Meslek liselerinin oranı, diğer liselere göre artırılmalıdır, yani yüzde 80’lere çıkarılmalı, eğitim kalitesi, niteliği yükseltilmelidir. Bu okullardan mezun olanlar kısa yoldan mesleğe atılmalıdır. Üniversite kapılarında bekletilmemeli. Mesleki ve teknik ortaöğretim kurumları ile meslek yüksekokulları arasında program bütünlüğü sağlanmalıdır.

Orta öğretim, program türünü esas alan, yatay ve dikey geçişlere imkân veren, çağdaş bir rehberlik ve yönlendirme hizmetiyle sınavsız üniversite sistemine etkin geçişi sağlayan yapıya kavuşturulmalıdır.

Örgün ve yaygın meslekî- teknik eğitime ve beceri kazandırıcı eğitime ağırlık verilmeli eğitim programları meslek standartlarına dayalı, modern ve çağdaş olarak yeniden düzenlenmelidir.

Ortaöğretim başarısı ve okulu bitirme sınavı sonuçları birlikte değerlendirilerek üniversiteye kayıt yapılabilmelidir. Sınavsız olarak.

Açık öğretim yeniden düzenlenmeli, kontenjanları artırılmalı ve açık öğretime sınavsız öğrenci alınmalıdır. Beşikten mezara kadar eğitim sistemi ülkeye verilmelidir.

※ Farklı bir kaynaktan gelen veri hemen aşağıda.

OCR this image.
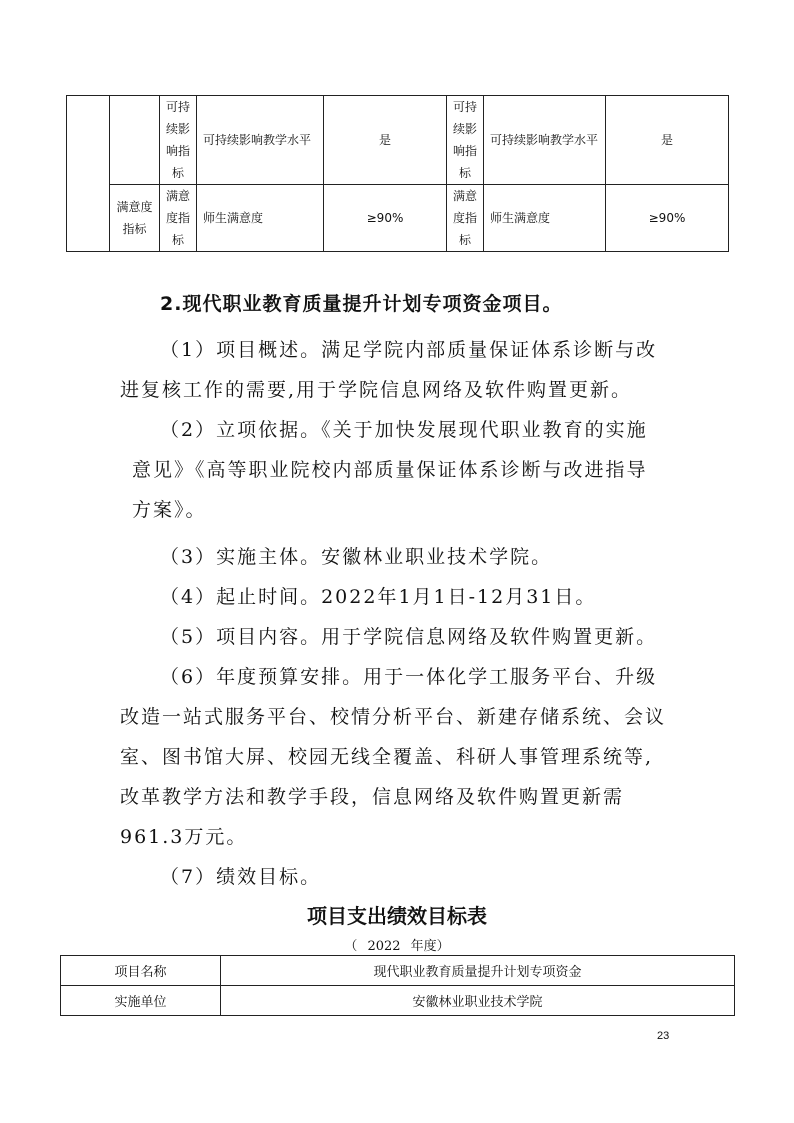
		可持续影响指标	可持续影响教学水平	是	可持续影响指标	可持续影响教学水平	是
	满意度指标	满意度指标	师生满意度	≥90%	满意度指标	师生满意度	≥90%
2.现代职业教育质量提升计划专项资金项目。
（1）项目概述。满足学院内部质量保证体系诊断与改
进复核工作的需要,用于学院信息网络及软件购置更新。
（2）立项依据。《关于加快发展现代职业教育的实施
意见》《高等职业院校内部质量保证体系诊断与改进指导
方案》。
（3）实施主体。安徽林业职业技术学院。
（4）起止时间。2022年1月1日-12月31日。
（5）项目内容。用于学院信息网络及软件购置更新。
（6）年度预算安排。用于一体化学工服务平台、升级
改造一站式服务平台、校情分析平台、新建存储系统、会议
室、图书馆大屏、校园无线全覆盖、科研人事管理系统等,
改革教学方法和教学手段，信息网络及软件购置更新需
961.3万元。
（7）绩效目标。
项目支出绩效目标表
（ 2022 年度）
项目名称	现代职业教育质量提升计划专项资金
实施单位	安徽林业职业技术学院
23
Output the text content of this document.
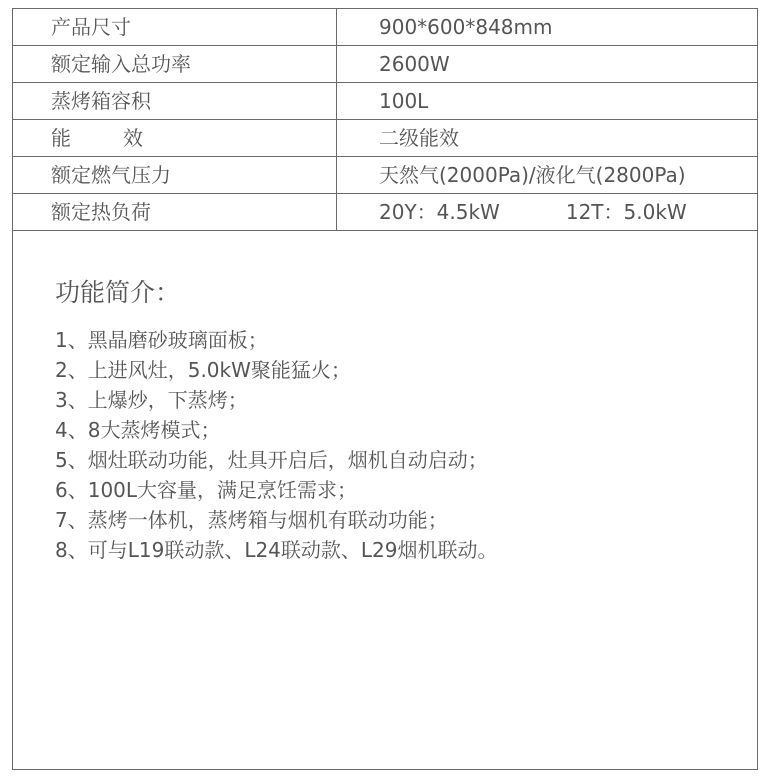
产品尺寸	900*600*848mm
额定输入总功率	2600W
蒸烤箱容积	100L
能 效	二级能效
额定燃气压力	天然气(2000Pa)/液化气(2800Pa)
额定热负荷	20Y：4.5kW 12T：5.0kW
功能简介：
1、黑晶磨砂玻璃面板；
2、上进风灶，5.0kW聚能猛火；
3、上爆炒，下蒸烤；
4、8大蒸烤模式；
5、烟灶联动功能，灶具开启后，烟机自动启动；
6、100L大容量，满足烹饪需求；
7、蒸烤一体机，蒸烤箱与烟机有联动功能；
8、可与L19联动款、L24联动款、L29烟机联动。
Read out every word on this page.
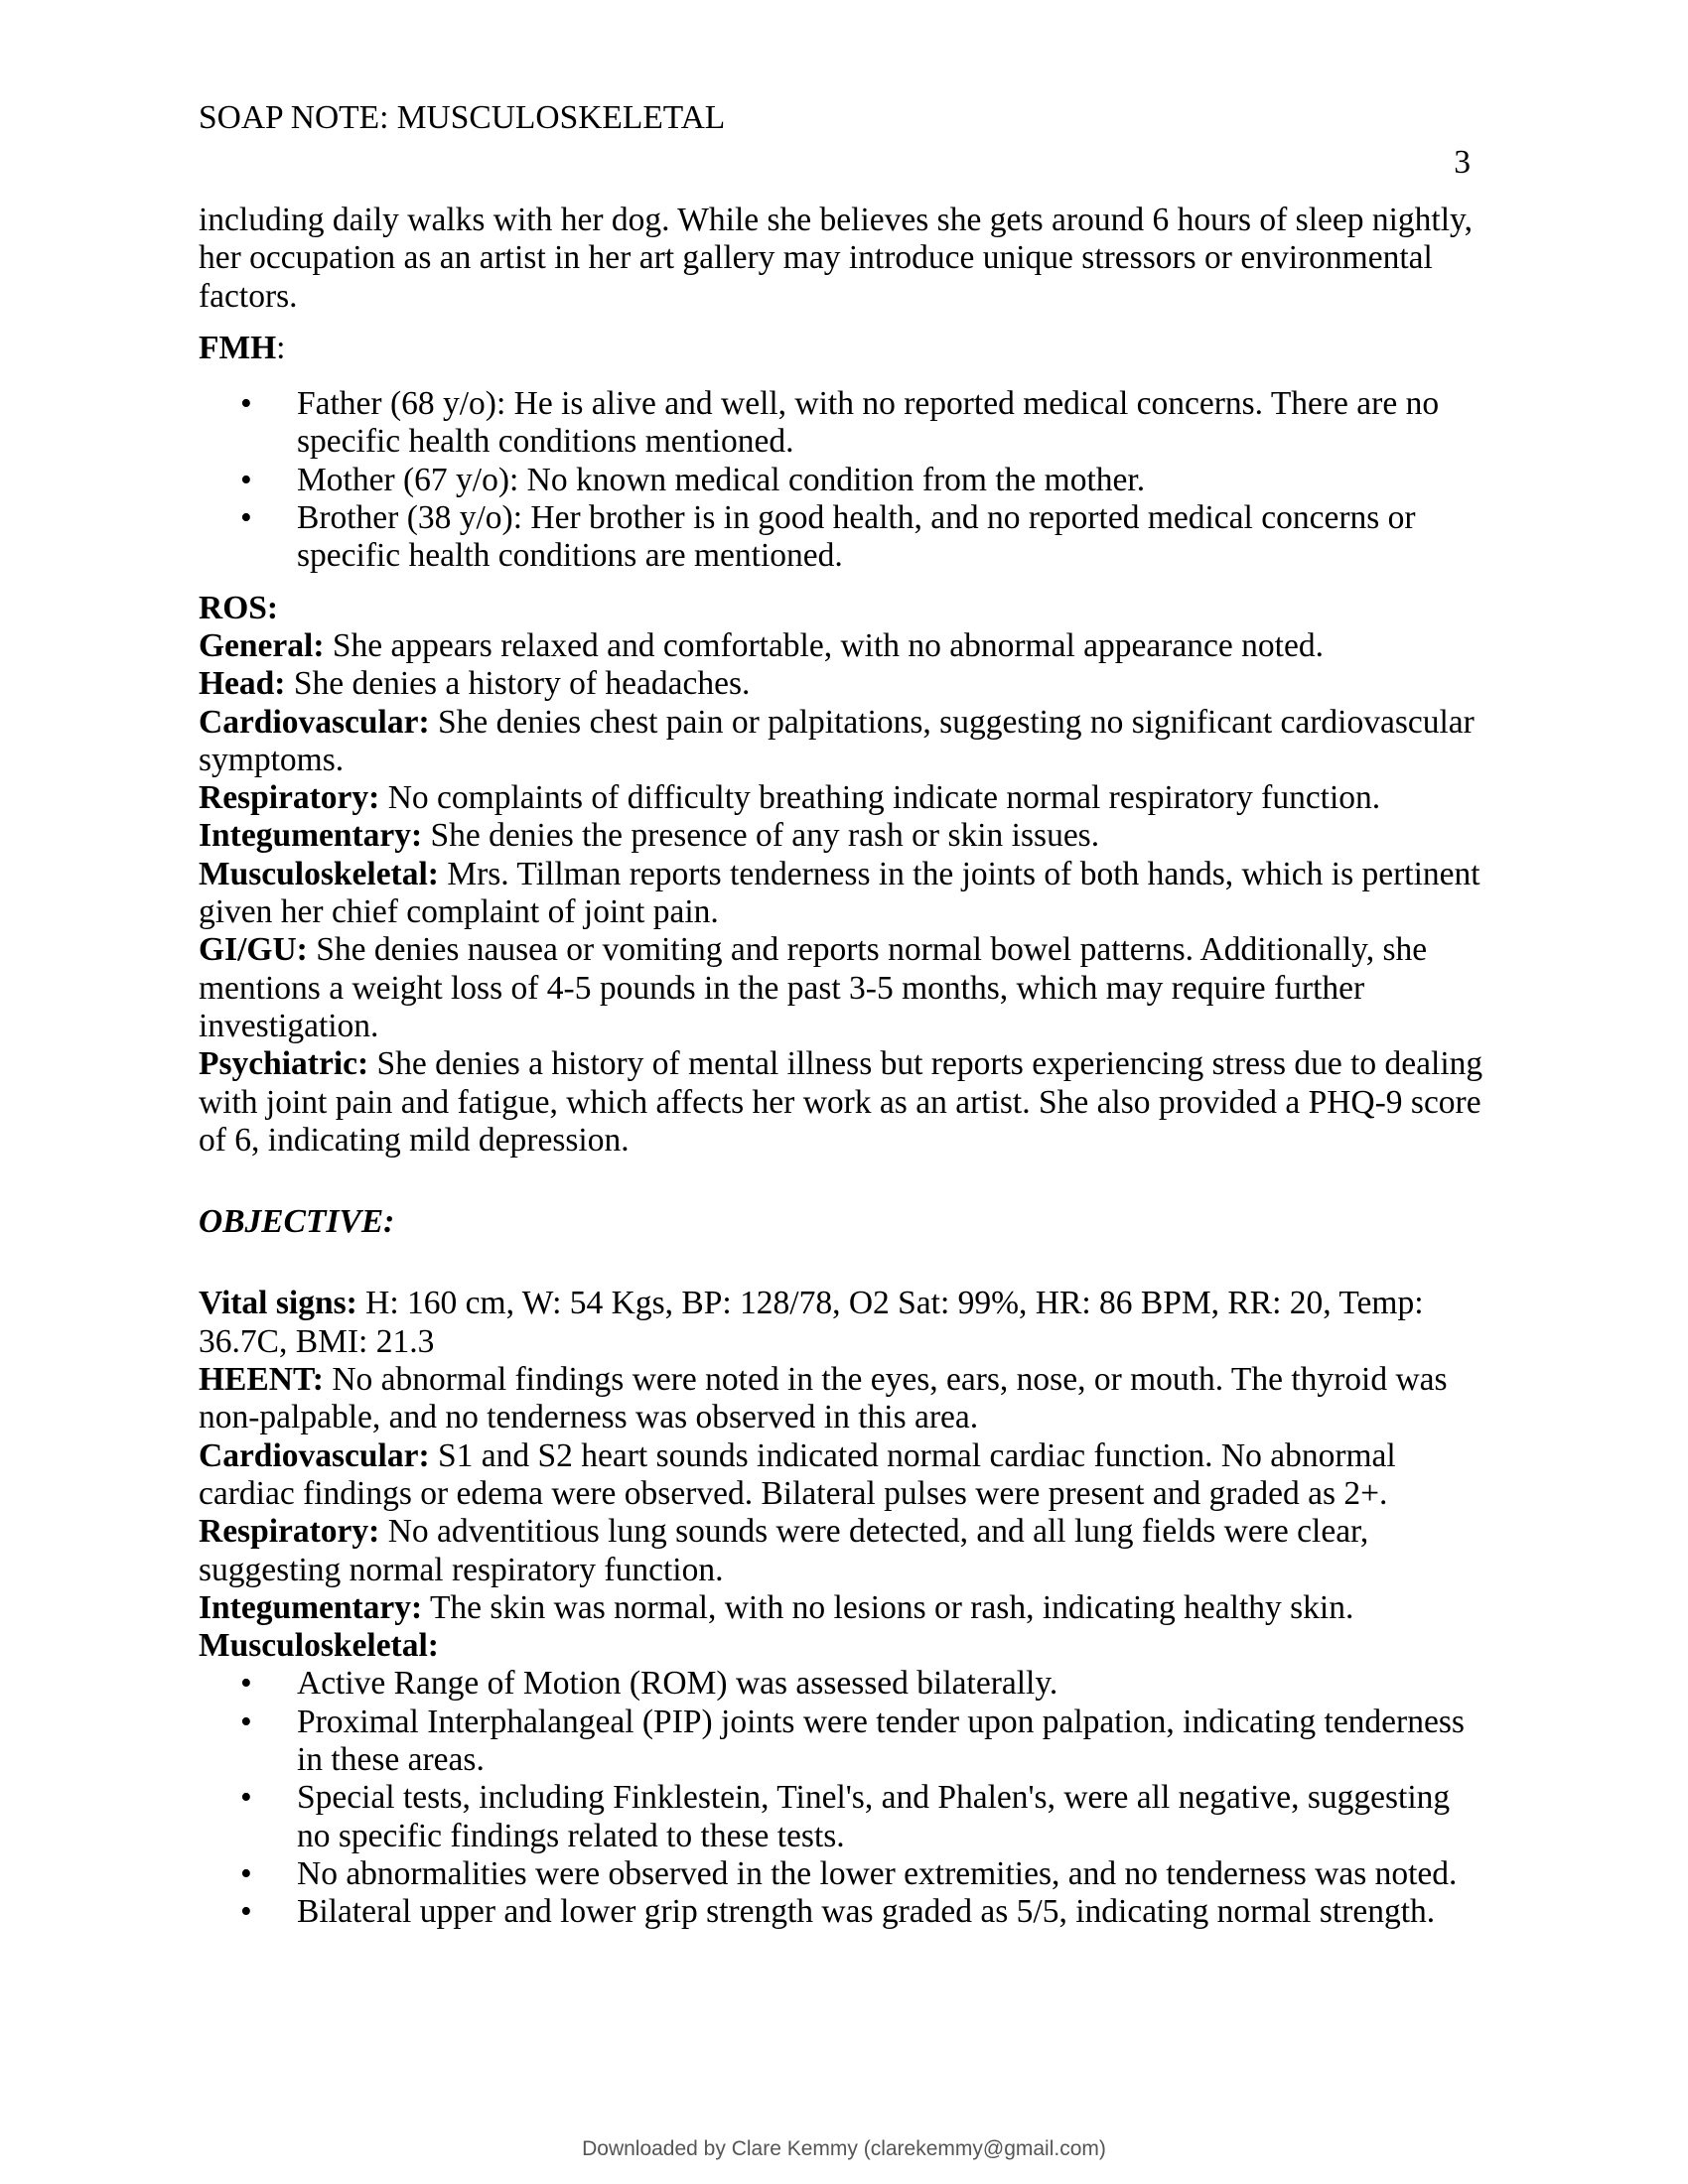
SOAP NOTE: MUSCULOSKELETAL
3

including daily walks with her dog. While she believes she gets around 6 hours of sleep nightly, her occupation as an artist in her art gallery may introduce unique stressors or environmental factors.

FMH:

• Father (68 y/o): He is alive and well, with no reported medical concerns. There are no specific health conditions mentioned.
• Mother (67 y/o): No known medical condition from the mother.
• Brother (38 y/o): Her brother is in good health, and no reported medical concerns or specific health conditions are mentioned.

ROS:

General: She appears relaxed and comfortable, with no abnormal appearance noted.

Head: She denies a history of headaches.

Cardiovascular: She denies chest pain or palpitations, suggesting no significant cardiovascular symptoms.

Respiratory: No complaints of difficulty breathing indicate normal respiratory function.

Integumentary: She denies the presence of any rash or skin issues.

Musculoskeletal: Mrs. Tillman reports tenderness in the joints of both hands, which is pertinent given her chief complaint of joint pain.

GI/GU: She denies nausea or vomiting and reports normal bowel patterns. Additionally, she mentions a weight loss of 4-5 pounds in the past 3-5 months, which may require further investigation.

Psychiatric: She denies a history of mental illness but reports experiencing stress due to dealing with joint pain and fatigue, which affects her work as an artist. She also provided a PHQ-9 score of 6, indicating mild depression.

OBJECTIVE:

Vital signs: H: 160 cm, W: 54 Kgs, BP: 128/78, O2 Sat: 99%, HR: 86 BPM, RR: 20, Temp: 36.7C, BMI: 21.3

HEENT: No abnormal findings were noted in the eyes, ears, nose, or mouth. The thyroid was non-palpable, and no tenderness was observed in this area.

Cardiovascular: S1 and S2 heart sounds indicated normal cardiac function. No abnormal cardiac findings or edema were observed. Bilateral pulses were present and graded as 2+.

Respiratory: No adventitious lung sounds were detected, and all lung fields were clear, suggesting normal respiratory function.

Integumentary: The skin was normal, with no lesions or rash, indicating healthy skin.

Musculoskeletal:

• Active Range of Motion (ROM) was assessed bilaterally.
• Proximal Interphalangeal (PIP) joints were tender upon palpation, indicating tenderness in these areas.
• Special tests, including Finklestein, Tinel's, and Phalen's, were all negative, suggesting no specific findings related to these tests.
• No abnormalities were observed in the lower extremities, and no tenderness was noted.
• Bilateral upper and lower grip strength was graded as 5/5, indicating normal strength.
Downloaded by Clare Kemmy (clarekemmy@gmail.com)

Almanya’da olduğu gibi!.

Çağın gerekleri ve ülkenin ihtiyaçlarına göre yeni fakülteler açılmalı, mevcut fakültelerin kontenjanları, verimlilikleri yeniden gözden geçirilmelidir.

Bilgisizliğin yarattığı sonuçlar yüzünden acı çekiyoruz, ne olur çekmeyelim ve 2023’ü alnımızın akıyla karşılayalım.”

Not: Bu yazıyı zamanında birinden esinlenerek yazmışım, ama kim olduğunu unutmuşum.